My pastor, John Henry Corcoran, told me before I left to plant the first church, that the next set of lessons that I need to learn can only be learned as the pastor. But once you step on out, you are in uncharted territory. You want and need someone who you can bounce ideas off of. You want to have someone who can say to you, ‘Whatever you do, don’t do that.’ I did that once and …’ You’ll also need someone who can support you personally. Once you step on out, the enemy will be gunning for you like never before. You need accountability as most church planters feel isolated from people. Make sure that you have someone who will ask you the hard questions and keep your struggles and issues before the Lord.

8. The Key to Church Planting – Discipleship

There are a small percentage of church plants that take off like wildfire. Most of them are slow going. Like Jesus, discipleship is the key to building the kingdom. Discipleship involves relationship and relationship takes time and energy. You need to pour into the people that God has brought to you. You need to be available and open with them. You need, like the apostle Paul, to be a poured out offering. Discipleship builds solid churches.
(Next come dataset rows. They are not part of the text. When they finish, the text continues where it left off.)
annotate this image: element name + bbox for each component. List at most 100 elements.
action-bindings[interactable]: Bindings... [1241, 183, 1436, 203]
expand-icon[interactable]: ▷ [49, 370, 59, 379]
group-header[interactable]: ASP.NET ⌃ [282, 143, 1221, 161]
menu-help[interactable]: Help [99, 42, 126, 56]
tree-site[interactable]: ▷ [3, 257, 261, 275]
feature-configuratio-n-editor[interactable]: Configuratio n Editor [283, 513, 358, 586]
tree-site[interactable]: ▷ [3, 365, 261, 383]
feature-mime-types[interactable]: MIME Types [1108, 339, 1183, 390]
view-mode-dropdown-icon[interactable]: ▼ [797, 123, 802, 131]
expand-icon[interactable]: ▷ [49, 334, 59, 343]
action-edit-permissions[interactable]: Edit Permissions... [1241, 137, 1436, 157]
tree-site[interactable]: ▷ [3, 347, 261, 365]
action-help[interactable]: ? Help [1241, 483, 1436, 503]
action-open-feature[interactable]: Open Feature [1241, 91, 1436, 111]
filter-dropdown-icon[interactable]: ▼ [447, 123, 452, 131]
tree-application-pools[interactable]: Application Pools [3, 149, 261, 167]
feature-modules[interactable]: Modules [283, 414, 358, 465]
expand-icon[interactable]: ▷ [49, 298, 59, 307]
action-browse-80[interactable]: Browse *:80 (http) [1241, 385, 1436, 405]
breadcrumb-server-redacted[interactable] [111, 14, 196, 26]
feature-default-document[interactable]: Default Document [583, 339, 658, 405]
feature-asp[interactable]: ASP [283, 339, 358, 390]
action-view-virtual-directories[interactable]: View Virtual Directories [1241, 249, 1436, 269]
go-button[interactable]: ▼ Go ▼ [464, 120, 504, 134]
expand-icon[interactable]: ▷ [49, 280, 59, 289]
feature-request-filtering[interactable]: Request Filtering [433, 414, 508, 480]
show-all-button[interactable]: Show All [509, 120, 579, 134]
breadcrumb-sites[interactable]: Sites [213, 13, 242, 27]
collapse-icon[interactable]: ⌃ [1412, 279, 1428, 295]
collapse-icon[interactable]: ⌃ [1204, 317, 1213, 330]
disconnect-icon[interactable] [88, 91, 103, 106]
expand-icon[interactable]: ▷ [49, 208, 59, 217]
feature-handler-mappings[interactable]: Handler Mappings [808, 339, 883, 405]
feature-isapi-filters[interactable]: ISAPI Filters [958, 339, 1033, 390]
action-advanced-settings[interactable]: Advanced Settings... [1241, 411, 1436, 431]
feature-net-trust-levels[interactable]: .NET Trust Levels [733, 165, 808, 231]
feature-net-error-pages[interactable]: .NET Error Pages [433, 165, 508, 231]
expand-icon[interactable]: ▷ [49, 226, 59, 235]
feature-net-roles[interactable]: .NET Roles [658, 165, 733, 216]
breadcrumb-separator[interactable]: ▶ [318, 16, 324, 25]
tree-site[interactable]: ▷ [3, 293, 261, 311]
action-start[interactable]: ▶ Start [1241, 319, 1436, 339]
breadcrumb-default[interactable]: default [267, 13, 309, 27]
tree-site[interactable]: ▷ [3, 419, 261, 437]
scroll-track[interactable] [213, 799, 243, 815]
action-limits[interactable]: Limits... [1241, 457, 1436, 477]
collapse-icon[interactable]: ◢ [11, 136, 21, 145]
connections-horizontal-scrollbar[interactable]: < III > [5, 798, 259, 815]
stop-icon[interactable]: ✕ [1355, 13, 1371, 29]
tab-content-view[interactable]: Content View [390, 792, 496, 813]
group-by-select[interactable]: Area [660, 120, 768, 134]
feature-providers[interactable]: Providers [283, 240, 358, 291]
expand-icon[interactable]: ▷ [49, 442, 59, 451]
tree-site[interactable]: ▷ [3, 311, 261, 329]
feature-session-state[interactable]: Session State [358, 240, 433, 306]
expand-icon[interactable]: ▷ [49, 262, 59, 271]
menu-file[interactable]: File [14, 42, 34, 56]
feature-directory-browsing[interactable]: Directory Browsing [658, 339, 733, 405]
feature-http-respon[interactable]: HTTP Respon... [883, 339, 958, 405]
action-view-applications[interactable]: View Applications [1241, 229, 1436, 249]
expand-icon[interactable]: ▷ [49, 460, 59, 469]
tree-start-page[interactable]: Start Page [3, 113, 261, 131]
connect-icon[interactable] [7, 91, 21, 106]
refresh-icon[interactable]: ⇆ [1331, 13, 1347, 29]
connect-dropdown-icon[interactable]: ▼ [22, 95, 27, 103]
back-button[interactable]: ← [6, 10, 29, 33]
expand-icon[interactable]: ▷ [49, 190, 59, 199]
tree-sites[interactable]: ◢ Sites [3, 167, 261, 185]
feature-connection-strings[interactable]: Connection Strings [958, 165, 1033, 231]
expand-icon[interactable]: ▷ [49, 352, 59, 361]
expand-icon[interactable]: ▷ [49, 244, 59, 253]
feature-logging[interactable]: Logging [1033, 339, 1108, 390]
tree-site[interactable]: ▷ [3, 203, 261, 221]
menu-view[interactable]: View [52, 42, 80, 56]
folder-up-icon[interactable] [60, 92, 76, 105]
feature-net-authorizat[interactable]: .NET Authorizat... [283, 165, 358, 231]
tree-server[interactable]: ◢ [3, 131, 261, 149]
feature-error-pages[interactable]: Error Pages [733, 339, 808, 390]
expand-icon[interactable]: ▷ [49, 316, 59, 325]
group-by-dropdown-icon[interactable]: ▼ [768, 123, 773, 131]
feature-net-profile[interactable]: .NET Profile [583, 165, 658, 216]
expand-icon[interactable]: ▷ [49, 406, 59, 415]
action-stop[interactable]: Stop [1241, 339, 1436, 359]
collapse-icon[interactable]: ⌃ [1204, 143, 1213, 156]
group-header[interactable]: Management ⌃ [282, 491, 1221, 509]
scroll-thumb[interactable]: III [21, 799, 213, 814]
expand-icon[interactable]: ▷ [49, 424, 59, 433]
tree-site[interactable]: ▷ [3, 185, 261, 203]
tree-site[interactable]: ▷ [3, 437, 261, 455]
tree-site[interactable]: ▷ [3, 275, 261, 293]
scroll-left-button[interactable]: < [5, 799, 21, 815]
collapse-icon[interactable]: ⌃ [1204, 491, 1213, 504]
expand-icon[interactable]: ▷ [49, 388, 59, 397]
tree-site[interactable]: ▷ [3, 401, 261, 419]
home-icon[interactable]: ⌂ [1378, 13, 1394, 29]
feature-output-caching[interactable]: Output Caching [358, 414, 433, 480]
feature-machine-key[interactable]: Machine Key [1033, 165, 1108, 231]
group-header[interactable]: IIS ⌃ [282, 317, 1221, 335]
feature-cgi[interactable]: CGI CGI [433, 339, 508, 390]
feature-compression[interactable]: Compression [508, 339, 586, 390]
9. Beware of Friends and Family Who Want to Help with the Church Plant.

I know, this statement is a bit shocking. I have found from my own experiences and in talking with many other pastors that one of the biggest hindrances to a pastor’s joy is the well meaning friends and family members (extended) who want to be involved. I often tell men to discourage their close buddies and families members from being there at all in the early stages.

10. Make Sure That You Keep Feeding Your Soul.

For most church planters, they are used to going to church. Even if you are in service at the church, you are often hearing the Word taught a few times a week. Once you step out, you need to make sure that you are still sitting under the teaching of the Word. I have found that the best way to do this is to pick a ‘Pastor’ for the next three months. It can be anyone you want. But listen to a few Bible studies a week from a certain pastor. Maybe study through a book or sermon series with a certain pastor. As I am writing this, I am presently studying through the book of Colossians with Pastor Tim Brown of Calvary Chapel Fremont and am being absolutely blessed and convicted. If you let this lapse, you will sense the leanness of your soul.

6 replies
  1. Tim Brown
    Tim Brown says:

    Daniel, if someone had told me all these things, look at all the fun I would have missed out on! What resonated with me was the immediate discipling of men – which I didn’t do, and building a relationship with a mentor, which I didn’t do. I had models, but no mentors. I think part of it for me had to do w/ self-image – who would want to spend time with me and pour into me? Another part had to do with the model I was following – the pioneering model of just me and Jesus, a very independent mindset.

  2. Josh Olson
    Josh Olson says:

    Good stuff, Daniel. As soon as I read your first point “1. God is more concerned with the Minister than the Ministry”, I immediately thought of Bounds.

    E.M Bounds, in his work “Power Through Prayer”, strikes the anvil with alarming accuracy and force from the outset in Chapter 1.

    “We are constantly on a stretch, if not on a strain, to devise new methods, new plans, new organizations, to advance the church and secure enlargement and efficiency for the Gospel. This trend of the day has a tendency to lose sight of the man, or sink the man in the plan or organization. God’s plan is to make much of the man, far more of him than anything else. Men are God’s method. The church is looking for better methods. God is looking for better men.”

    I couldn’t agree more with Tim, as well. Discipleship is such a glaring need.